悪役令嬢リーゼロッテ・ベルヘウムは死亡しました
 この時間が唯一わんぱく双子竜から解放される時間ていうのも大きい。
 足つきの大きな浴槽は真っ白で、魔法のおかげで湯加減は絶妙。魔法仕掛けのシャワーのおかげで髪を洗うのも簡単快適。しかもティティが甲斐甲斐しくお世話をしてくれるし、今日はパックもあるというし。

 わたしはいそいそと浴室へ。

「あああ幸せ」

 適温のお湯に体を浸したわたしはどこかの親父のように「いい湯だのぉ」とご機嫌に鼻歌を歌いだす。

 前世が日本人なわたしはもちろんお風呂は大好きなわけで。乙女ゲームな世界ということもあってこの世界は美容関連のグッツとかも充実している。

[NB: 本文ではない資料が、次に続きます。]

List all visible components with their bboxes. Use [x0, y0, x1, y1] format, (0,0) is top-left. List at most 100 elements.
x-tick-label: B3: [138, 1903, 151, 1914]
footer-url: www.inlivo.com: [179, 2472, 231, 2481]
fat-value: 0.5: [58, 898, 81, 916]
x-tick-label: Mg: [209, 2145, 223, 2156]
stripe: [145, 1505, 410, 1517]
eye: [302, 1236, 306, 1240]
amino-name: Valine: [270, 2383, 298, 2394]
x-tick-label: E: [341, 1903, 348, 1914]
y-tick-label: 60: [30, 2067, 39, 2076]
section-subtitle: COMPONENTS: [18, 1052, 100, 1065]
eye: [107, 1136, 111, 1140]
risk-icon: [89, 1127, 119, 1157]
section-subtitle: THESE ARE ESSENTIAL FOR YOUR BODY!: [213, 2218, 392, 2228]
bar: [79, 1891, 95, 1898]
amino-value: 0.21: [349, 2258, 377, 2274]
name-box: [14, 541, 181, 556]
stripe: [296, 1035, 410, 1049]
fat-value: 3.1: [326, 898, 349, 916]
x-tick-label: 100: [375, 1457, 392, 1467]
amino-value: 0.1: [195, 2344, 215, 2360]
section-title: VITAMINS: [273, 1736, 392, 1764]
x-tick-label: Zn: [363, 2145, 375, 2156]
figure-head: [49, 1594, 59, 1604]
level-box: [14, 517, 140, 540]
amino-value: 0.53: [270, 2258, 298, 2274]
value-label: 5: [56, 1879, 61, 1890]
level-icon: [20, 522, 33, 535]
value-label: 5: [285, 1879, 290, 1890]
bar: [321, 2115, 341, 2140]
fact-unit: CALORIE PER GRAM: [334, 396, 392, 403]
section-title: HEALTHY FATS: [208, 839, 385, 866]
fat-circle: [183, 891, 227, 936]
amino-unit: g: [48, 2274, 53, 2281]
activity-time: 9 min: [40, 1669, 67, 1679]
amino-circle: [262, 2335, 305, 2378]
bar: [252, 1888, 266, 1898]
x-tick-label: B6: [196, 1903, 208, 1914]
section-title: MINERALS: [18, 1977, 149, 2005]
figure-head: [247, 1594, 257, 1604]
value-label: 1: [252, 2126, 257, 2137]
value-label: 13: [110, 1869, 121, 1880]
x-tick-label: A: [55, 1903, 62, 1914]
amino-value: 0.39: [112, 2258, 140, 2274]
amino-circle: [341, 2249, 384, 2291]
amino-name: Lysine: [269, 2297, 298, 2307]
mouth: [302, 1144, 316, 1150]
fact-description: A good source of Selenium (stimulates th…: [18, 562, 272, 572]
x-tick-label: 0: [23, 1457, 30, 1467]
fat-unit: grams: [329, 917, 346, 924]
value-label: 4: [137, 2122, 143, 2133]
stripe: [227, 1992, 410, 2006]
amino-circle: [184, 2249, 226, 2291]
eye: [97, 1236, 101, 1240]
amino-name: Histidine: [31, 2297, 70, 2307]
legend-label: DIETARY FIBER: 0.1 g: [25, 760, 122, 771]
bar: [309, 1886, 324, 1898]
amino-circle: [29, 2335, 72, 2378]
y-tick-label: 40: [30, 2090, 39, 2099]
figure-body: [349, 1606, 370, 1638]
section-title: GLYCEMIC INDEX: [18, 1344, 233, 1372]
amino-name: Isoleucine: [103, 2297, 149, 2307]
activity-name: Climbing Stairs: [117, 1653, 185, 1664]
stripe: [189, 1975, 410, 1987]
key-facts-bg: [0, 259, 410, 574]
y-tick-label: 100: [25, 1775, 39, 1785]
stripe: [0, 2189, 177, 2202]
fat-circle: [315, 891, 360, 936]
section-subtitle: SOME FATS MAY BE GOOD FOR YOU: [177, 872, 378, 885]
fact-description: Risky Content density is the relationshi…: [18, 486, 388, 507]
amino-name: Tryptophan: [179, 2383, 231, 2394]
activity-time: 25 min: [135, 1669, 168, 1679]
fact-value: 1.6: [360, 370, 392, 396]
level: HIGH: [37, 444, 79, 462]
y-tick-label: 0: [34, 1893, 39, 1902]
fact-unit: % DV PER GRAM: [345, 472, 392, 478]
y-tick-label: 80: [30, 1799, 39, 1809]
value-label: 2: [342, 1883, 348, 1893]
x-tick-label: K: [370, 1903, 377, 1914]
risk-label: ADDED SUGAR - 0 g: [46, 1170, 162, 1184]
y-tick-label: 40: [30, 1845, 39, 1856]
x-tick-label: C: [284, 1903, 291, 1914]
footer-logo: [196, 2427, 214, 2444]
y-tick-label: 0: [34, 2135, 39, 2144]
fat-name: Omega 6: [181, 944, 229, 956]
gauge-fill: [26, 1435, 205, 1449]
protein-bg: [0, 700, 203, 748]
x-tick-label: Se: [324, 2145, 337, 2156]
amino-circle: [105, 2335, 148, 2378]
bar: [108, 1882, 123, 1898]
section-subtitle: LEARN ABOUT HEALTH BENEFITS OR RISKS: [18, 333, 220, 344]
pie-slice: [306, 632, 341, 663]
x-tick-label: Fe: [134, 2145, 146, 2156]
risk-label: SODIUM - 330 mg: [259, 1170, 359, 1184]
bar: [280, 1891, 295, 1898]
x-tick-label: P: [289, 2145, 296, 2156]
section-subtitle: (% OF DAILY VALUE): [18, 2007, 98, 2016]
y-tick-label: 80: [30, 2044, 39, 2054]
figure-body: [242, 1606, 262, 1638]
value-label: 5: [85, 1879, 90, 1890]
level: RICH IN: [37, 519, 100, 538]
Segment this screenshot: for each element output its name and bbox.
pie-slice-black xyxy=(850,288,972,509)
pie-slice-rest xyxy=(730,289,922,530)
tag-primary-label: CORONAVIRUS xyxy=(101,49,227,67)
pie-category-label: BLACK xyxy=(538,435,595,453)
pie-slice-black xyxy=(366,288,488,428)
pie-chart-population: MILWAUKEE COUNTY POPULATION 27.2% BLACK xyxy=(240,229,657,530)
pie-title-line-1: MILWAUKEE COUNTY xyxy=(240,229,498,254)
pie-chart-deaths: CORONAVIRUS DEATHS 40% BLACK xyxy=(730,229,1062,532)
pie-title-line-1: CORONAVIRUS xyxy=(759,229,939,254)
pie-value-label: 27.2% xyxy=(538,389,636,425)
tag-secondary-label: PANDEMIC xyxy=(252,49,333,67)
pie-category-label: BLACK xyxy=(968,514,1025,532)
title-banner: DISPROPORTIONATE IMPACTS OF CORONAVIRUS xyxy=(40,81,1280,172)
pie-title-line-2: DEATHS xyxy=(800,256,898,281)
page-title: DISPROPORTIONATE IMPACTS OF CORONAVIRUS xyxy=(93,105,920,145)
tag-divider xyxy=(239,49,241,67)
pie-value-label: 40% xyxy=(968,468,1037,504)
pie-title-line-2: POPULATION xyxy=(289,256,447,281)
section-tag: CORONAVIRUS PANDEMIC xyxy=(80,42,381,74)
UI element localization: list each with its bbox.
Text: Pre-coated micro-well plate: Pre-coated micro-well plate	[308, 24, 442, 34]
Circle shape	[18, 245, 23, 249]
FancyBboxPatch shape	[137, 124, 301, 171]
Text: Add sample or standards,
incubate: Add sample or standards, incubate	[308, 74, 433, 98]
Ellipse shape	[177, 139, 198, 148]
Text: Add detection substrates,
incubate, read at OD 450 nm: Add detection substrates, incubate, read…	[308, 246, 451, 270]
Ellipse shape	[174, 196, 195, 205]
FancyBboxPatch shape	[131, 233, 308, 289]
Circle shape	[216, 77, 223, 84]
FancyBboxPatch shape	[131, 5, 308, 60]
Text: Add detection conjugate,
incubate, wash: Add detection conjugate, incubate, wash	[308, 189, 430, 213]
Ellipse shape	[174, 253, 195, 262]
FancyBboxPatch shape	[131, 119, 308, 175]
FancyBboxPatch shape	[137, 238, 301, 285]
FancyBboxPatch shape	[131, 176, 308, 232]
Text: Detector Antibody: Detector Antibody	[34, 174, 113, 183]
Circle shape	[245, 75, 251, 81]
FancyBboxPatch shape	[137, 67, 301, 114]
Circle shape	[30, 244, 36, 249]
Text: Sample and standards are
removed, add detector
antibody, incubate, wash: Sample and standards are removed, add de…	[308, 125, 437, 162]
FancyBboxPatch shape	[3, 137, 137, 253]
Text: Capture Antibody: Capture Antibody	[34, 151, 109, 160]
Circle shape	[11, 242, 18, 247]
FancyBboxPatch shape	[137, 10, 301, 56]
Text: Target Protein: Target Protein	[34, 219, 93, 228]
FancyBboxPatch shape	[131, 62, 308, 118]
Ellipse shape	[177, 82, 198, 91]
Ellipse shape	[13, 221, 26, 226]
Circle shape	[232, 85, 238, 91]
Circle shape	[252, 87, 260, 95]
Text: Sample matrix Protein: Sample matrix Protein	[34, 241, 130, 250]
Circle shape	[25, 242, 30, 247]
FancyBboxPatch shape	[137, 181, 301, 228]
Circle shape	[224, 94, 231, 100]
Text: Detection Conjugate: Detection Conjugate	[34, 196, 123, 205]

足を思い切り伸ばせる大きな浴槽にはアロマオイルが垂らされていて。一日の中で一番の癒しの時間。

 と思っていたのに。
 なにやらどたばたと足音が。

「リジー! お風呂って何するところ~?」
「僕も水遊びする~」

 ばんっと扉を勢いよく開けて人間の姿になったファーナとフェイルが飛び込んできて。

「きゃぁぁっ! 乙女の至福の時間をなんだと思っているのよぉぉぉ! 出て行きなさぁぁぁいっ!」

 わたしは乙女の嗜みとして胸元を隠しつつ大声を出す。
 もちろんそれでひるむ二人ではない。

「僕も水浴び~」
「わたしも~」
「わぁぁぁっ! お二方、人間の女性のお風呂を覗いては駄目ですよぉぉ」

「こぉら! ドルムントぉ~。あんたどさくさに紛れて何入ってきてんの! 出ていけぇぇぇ」

 ティティがドルムントに向かって炎を放つわ、双子たちが嬉しそうに浴槽に服を着たままダイブするは、優雅なバスタイムが一瞬にして騒がしくなった。

◇◆◇

「ああもう……疲れた。毎日戦争よ……」

 二日後。久しぶりに竜の住まいへとやってきたレイル相手にわたしは愚痴をこぼしていた。同じ人間同士わかり合えることがあるかな、と思ったのだが。

「子育ては大変だな」

 彼の感想はめっちゃ他人事。そりゃそうか。自分の子供じゃないしね。職場の同僚に愚痴ってもこういう返事しか帰って来ないよね的な見本が返ってきたのでわたしはジト目を彼に向けた。

「レイルって、子育てを奥さんに丸投げしそうよね」
「丸投げっていうか、乳母の仕事じゃないのか?」

 ああ、そうだった。この世界は二十一世紀の日本とはちょっと違うんだった。貴族の子供は乳母に育てられるのが基本だった。忘れていた。最近この世界の人間と話すことが無いから思考回路がめっちゃ前世に引きずられているから。